Meet Robert Philpot, New Exchange Post Editor & Historian
In stepping into my new role as Exchange Post editor and historian, I’ve also stepped back into some family history – which includes the Exchange and is mostly about my father.
Recently, my wife and I have been watching long-form World War II documentaries on Netflix, including “WWII in HD,” which includes once-rare and vivid footage from U.S. action in Europe and the Pacific. Although I know it’s unlikely that I’ll see him, I can’t help but see if I can spot my father during the Pacific. (He was 6-foot-6, but that doesn’t make him easier to find.)
Dad served in the Army as a surveyor and construction engineer who supervised road and airfield construction, including in Okinawa during the Ryukyus Islands campaign in 1945. The history is a little vague, because he didn’t talk about the war much, and neither my siblings nor I asked him about it enough.
But we do know that he met my mother in 1944 while he was on leave and back in the states. They met on a train from El Paso to Mississippi, where he grew up. After they parted, they kept in touch by mail. After the war ended, he proposed, and they were married in January 1946.
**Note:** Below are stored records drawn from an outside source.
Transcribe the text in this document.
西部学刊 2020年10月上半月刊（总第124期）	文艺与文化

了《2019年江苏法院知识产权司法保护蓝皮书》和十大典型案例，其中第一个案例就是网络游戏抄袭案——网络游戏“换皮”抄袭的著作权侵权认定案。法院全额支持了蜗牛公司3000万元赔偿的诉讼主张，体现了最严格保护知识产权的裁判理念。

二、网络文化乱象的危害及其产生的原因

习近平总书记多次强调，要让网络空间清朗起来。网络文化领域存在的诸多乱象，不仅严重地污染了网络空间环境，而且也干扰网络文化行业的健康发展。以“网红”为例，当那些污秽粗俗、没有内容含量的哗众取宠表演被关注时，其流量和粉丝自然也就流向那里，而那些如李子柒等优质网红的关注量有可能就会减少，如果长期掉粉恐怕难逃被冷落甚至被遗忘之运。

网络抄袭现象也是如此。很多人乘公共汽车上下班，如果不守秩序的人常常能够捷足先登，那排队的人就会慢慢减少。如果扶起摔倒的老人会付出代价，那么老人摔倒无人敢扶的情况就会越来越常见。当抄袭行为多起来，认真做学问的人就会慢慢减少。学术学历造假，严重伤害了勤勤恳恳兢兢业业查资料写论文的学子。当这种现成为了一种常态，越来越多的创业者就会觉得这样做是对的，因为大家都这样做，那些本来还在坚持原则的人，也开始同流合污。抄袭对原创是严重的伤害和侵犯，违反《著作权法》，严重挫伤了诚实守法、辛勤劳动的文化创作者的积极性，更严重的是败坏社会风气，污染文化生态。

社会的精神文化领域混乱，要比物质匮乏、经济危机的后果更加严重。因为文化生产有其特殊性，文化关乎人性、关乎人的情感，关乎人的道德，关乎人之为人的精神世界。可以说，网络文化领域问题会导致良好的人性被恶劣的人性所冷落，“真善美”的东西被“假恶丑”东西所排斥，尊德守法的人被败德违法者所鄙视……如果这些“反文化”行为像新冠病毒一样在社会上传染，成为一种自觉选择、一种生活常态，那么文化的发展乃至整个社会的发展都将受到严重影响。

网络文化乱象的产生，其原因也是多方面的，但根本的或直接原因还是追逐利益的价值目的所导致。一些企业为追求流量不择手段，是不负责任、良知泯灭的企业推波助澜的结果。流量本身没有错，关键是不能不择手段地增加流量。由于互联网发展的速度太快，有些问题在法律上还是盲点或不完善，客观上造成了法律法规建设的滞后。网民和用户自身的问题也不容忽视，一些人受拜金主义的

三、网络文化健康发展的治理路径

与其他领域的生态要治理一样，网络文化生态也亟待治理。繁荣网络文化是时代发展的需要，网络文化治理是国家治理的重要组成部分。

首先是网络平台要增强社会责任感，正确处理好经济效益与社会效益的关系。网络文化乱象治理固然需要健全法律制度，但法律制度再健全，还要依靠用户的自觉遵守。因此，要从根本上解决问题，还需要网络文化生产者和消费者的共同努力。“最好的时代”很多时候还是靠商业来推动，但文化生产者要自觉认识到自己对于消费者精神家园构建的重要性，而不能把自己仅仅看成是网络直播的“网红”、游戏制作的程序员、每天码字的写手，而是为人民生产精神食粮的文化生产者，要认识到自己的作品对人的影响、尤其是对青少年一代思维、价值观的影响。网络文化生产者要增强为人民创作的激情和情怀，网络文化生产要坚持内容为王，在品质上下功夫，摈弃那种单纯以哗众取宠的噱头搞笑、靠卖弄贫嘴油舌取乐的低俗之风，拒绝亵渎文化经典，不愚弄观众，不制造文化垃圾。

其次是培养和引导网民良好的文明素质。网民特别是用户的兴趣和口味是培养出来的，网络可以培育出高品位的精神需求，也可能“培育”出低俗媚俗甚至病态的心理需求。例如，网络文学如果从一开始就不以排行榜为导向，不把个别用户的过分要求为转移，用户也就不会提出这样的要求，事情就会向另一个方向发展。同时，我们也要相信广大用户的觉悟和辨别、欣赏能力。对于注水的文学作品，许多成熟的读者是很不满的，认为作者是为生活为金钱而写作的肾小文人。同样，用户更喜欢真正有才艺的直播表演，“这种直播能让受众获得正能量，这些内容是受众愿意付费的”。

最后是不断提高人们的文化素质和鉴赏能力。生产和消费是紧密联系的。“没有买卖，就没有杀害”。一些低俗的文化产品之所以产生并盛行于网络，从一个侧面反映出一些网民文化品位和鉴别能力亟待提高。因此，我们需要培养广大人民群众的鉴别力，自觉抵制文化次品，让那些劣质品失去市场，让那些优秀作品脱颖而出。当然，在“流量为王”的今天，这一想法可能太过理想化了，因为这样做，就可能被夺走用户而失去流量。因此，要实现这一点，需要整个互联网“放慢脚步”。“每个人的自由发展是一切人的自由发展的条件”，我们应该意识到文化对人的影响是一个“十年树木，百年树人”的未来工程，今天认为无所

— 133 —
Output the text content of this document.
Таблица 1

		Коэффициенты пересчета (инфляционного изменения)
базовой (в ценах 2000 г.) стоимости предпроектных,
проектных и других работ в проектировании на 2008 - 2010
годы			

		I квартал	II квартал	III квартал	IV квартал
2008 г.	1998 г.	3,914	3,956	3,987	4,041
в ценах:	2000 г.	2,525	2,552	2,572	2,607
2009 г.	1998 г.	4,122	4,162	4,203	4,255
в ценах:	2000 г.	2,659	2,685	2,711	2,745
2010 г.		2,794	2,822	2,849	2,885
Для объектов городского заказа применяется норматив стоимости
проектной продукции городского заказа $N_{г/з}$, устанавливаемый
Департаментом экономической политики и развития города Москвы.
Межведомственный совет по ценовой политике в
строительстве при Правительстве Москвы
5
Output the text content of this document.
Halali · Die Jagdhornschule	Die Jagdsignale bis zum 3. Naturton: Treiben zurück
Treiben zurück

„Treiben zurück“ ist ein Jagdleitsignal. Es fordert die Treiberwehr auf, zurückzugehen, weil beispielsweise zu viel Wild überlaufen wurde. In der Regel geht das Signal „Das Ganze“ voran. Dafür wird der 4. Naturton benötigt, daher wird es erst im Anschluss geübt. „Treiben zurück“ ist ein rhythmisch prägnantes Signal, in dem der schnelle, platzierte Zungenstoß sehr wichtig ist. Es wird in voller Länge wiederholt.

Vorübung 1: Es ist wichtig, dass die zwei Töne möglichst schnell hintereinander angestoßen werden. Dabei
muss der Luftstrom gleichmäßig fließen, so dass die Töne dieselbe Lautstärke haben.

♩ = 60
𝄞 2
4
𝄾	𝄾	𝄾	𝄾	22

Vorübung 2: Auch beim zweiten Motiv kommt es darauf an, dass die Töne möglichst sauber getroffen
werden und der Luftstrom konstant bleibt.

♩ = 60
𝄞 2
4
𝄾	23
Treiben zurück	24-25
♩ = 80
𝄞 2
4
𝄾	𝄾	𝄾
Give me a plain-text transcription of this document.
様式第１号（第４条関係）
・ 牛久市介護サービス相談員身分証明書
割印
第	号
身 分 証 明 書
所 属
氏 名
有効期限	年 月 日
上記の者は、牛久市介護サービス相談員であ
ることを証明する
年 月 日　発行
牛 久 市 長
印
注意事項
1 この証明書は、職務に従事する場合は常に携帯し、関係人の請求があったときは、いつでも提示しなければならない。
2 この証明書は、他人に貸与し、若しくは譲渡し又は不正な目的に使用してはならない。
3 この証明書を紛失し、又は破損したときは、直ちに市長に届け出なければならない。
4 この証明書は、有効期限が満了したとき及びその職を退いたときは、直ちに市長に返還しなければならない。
Dad continued to serve till the end of 1965. My parents and my three older siblings lived on Fort Sill and in Japan and Germany, where I was born. When I was still a baby, we moved to Fort Baker, which is now part of the Golden Gate Recreation Area (my younger sister was born in San Francisco). Two years later, we moved to El Paso, while my dad finished his Army career in Libya and Ethiopia, where he worked on the Ethiopia-United States Mapping Mission to provide an up-to-date topographic map of Ethiopia.
A lot of my memories from growing up involve buying record albums – country at first, a taste I shared with my parents till I discovered rock-and-roll as a teen. My parents were unusually indulgent of my listening habits and bought albums for me during my teen years until I was able to pay for them myself. A lot of those albums were bought at the PX.
I began a long newspaper career in El Paso, but spent most of it at the Fort Worth Star-Telegram, mostly as an entertainment reporter covering movies, television, pop music, restaurants and Dallas-Fort Worth radio. It might seem like a leap from that to Exchange Post editor, but no matter what I was covering, I always wanted to tell people’s stories.
I always wanted to know how they became interested in their jobs whether their careers happened by design or by accident, even what their first day was like. When I wrote about certain types of food —kolaches, chicken & waffles, calf fries — I wanted to know their histories.
In much the same way, I look forward to telling the stories of Exchange associates and
digging up tidbits about the Exchange’s history. If you have a news tip, send it along to exchangepost@aafes.com or email me at philpotrj@aafes.com.
In a way, I feel like I’ve come full circle from my teen years. And I can’t wait to meet you. Maybe we can even talk about music.
Robert Philpot, Exchange Post Editor & Historian
Welcome to the Exchange! I look forward to reading what others are doing, I’m sure you will add an interesting perspective to our stories!
Thanks, Patricia! Glad to be here!
Robert
Welcome aboard my Brother. Oh my, the stories available to you to tell the tale. Know this: the Exchange, AAFES, is an incredible organization. I was blessed to be a part of it.
Thanks, Terry. Also glad to be a part of it.
Congrats, Robert.
Happy to hear that you are keeping the oars in the water.
Thanks, Jim. Good to hear from you.
Robert
Hello Robert!!
Love the history about your father and family. My father was stationed in Germany when my sisters were born. I was born in El Paso.
Being a retired vet, my husband and I shop at the PX occasionally. My husband, John, loves coming out to the base. Feels like another world.
Cheers for the new job!
Diana
Thanks, Diana. Good to hear from you!
Robert
Hi, Robert. Good to see you’re still kicking. So, you’ll be writing about the Post Exchange Service. Get shopping privileges?? Good way to go broke saving money! Where will your articles appear? It’s a shame that all or most of the post newspapers are gone from hardcopy and have been sucked into some sort of impenetrable online info service. My younger son just left the army here in El Paso. I bugged him a few times to take me to the exchange at Bliss but, alasw, that never happened. I do still have a nice 35mm camera I bought in Nam, where Exchanges were like heaven. Take care.